This note is featured in Boston Review’s new book, Ancestors.

Ancestors opens and closes with stories by authors who are now ancestors and each, in its own way, blasts the reader into the heavens. We could think of no better place to start than with a story that describes the birth of an ancestor: in Binyavanga Wainaina’s (1971–2019) recently rediscovered “Binguni!,” we are led through a psychedelic fantasia of the African afterlife which reassures that death is only a beginning. And then Izumi Suzuki’s (1949–1986) newly translated “Night Picnic” concludes Ancestors in a distant future in which the characters ask—and are at a loss to answer—the question: What does it mean to be human?

Toni Morrison suggests that a defining characteristic of African American literature is what she calls “the presence of an ancestor.”

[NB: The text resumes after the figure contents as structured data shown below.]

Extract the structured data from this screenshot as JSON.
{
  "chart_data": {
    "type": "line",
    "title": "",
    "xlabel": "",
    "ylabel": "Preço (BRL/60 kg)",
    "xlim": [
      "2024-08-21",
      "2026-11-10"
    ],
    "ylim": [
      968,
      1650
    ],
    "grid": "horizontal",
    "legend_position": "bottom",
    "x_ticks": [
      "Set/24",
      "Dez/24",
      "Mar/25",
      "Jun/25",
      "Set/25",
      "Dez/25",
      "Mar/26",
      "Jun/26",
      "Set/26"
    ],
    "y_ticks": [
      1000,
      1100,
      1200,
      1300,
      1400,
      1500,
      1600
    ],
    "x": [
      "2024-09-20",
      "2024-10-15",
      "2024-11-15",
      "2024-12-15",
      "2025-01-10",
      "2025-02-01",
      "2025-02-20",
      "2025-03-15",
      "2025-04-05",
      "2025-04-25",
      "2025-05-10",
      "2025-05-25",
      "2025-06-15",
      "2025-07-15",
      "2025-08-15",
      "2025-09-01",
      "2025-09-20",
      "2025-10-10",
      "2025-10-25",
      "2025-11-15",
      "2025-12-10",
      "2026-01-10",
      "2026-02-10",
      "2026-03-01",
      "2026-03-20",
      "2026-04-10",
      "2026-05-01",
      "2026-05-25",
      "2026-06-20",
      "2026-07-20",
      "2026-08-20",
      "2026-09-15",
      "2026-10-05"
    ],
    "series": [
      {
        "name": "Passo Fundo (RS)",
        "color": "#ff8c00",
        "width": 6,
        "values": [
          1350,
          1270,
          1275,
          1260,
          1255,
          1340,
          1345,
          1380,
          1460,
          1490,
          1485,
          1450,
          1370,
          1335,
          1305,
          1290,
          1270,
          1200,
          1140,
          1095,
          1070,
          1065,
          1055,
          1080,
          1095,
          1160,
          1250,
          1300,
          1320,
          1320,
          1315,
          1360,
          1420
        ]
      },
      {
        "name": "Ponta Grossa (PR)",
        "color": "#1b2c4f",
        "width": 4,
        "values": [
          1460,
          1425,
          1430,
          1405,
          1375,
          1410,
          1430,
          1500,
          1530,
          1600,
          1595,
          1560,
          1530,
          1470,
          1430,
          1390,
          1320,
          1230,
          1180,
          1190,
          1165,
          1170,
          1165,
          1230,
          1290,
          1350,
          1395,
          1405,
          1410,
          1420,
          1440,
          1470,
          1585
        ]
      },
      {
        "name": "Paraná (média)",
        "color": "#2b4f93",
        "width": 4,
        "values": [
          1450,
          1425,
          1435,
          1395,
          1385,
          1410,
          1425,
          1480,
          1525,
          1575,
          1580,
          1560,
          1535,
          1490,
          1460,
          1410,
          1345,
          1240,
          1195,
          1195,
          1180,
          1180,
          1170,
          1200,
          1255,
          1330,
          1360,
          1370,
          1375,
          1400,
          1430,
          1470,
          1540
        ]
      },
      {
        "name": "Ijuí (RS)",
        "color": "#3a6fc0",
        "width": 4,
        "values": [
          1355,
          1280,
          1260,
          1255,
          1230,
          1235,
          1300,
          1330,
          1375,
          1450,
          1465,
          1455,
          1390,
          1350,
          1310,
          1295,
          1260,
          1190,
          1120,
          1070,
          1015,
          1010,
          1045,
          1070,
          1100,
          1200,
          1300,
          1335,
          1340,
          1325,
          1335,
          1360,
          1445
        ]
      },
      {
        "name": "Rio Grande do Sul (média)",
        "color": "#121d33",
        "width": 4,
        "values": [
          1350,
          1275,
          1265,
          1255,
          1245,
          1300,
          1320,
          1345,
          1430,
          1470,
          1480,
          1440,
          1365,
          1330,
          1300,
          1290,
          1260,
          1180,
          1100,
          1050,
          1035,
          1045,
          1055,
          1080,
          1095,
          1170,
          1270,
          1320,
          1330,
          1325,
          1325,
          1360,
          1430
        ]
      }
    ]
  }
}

When we first began imagining Ancestors, the second annual Arts in Society anthology, Toni Morrison had recently died and we’d been rereading her essay “Rootedness: The Ancestor as Foundation” (1984). In it, she suggests that a defining characteristic of African American literature is what she calls “the presence of an ancestor.” And for Morrison, the ancestral presence leads directly to “the community . . . an implied ‘we’ . . . which is to say, yes, the work must be political.”

We were so struck by this formulation—and its intrinsic challenge—that we wanted to see what would happen if we asked some of the most talented writers we know (including our contest entrants): What does it look like if you summon the presence of the ancestors into your art?

The result is what you hold in your hands. The answers we received were diverse and exciting beyond our wildest imaginings, but we feel certain that readers will take from the book an enriched sense of what it means to be a human living in a time, among other times, and to be part of a lineage, among other lineages, to have questions inherited from the past—as well as other “beyonds”—that shape our lives and will, no doubt, continue to shape the future on which we leave our impress.

The book is divided into three sections, “Origins,” “Ruptures & Transformations,” and “Onward,” which reflect our sense of how these pieces speak to our deepest beginnings, to how the tragedies of the past shape us, and to how we carry the mantle of the ancestors forward.

What does it look like if you summon the presence of the ancestors into your art?

When we started this project, we could never have imagined that it would conclude in the midst of a world-historic pandemic that has left millions dead and millions more gutted by loss. It sometimes feels it’s impossible to think of anything else—like Prospero’s famous utterance, “Every third thought shall be my grave.”

But we hope that this book will serve as a summoning spell for readers, invoking ancestral wisdom—which for Morrison meant engaged awareness of each other—to guide us all into and through whatever comes next.